Ein Schwerpunkt der Arbeit liegt derzeit auf einer Reform der Europäischen Union. Seit 2016 gibt es Verhandlungen, die sogenannten Dual-Use-Verordnung neu zu fassen. Darin sind seit 2015 bestimmte Überwachungsgüter gelistet, allerdings zu wenige und die Kontrollen sind insgesamt noch nicht streng genug. Im März 2021 hat das Europäische Parlament die reformierte Dual-Use-Verordnung verabschiedet. Reporter ohne Grenzen begrüßte einzelne Verbesserungen beim Schutz der Menschenrechte, kritisierte zugleich aber, dass das Ergebnis der jahrelangen Verhandlungen deutlich hinter den Forderungen der Zivilgesellschaft zurück geblieben ist. Die wichtigsten Fragen & Antworten zur Reform finden Sie unten.
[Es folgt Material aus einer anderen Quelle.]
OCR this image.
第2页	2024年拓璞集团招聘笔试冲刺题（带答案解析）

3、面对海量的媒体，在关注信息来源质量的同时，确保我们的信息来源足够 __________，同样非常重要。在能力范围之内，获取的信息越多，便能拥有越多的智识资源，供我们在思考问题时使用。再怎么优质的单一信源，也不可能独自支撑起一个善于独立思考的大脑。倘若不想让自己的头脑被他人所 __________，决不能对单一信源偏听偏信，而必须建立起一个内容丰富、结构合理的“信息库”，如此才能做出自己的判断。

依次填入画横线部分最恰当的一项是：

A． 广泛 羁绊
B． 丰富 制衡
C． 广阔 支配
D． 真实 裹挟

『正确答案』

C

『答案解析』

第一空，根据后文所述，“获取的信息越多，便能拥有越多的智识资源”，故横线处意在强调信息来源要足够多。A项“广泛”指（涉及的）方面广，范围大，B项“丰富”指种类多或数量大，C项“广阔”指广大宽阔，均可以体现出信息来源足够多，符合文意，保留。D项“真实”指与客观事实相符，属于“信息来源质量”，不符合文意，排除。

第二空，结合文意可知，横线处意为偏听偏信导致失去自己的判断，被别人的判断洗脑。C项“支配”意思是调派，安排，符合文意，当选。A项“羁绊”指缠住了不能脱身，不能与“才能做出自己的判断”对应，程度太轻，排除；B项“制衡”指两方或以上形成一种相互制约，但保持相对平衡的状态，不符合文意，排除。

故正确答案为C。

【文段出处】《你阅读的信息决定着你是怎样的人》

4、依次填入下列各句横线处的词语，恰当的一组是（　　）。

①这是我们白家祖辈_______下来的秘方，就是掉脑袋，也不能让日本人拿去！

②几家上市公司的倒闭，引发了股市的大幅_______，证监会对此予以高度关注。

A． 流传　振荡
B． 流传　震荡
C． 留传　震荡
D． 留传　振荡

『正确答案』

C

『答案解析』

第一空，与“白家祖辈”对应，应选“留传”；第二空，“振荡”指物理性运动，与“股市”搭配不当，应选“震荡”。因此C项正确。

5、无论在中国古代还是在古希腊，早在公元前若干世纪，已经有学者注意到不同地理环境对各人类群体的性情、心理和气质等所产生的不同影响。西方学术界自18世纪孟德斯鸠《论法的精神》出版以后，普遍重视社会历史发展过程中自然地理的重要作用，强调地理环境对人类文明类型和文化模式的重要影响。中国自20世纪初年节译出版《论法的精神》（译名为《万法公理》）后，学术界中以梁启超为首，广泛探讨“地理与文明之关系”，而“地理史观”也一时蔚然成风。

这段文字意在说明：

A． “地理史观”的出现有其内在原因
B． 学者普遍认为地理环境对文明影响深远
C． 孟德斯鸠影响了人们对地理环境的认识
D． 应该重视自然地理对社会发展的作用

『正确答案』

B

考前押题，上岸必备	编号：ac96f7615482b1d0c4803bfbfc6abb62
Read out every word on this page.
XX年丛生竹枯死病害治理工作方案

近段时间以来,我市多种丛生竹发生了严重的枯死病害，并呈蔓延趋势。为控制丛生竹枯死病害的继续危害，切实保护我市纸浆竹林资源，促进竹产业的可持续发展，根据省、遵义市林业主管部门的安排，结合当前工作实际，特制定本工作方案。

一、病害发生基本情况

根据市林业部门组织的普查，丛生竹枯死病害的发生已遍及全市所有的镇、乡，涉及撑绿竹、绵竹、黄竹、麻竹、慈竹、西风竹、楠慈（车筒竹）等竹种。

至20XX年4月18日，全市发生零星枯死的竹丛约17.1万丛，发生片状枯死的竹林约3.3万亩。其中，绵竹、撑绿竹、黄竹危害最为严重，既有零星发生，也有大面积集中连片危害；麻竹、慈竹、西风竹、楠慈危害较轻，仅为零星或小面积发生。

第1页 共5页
Globale Regeln für den Export

So wichtig strenge Regeln in Deutschland und der EU sind, so drängend bleibt dennoch ein internationales Kontrollsystem. Große Teile der globalen Überwachungsindustrie finden sich etwa in den USA und Israel. Deshalb setzt sich Reporter ohne Grenzen auch für eine Stärkung des Wassenaar-Abkommens ein. Bisher sind rund 40 Staaten diesem internationalen Regime beigetreten, um unter anderem Spähsoftware zu regulieren. Wichtige Staaten wie Israel oder China fehlen jedoch, außerdem sind die Regeln noch zu schwach.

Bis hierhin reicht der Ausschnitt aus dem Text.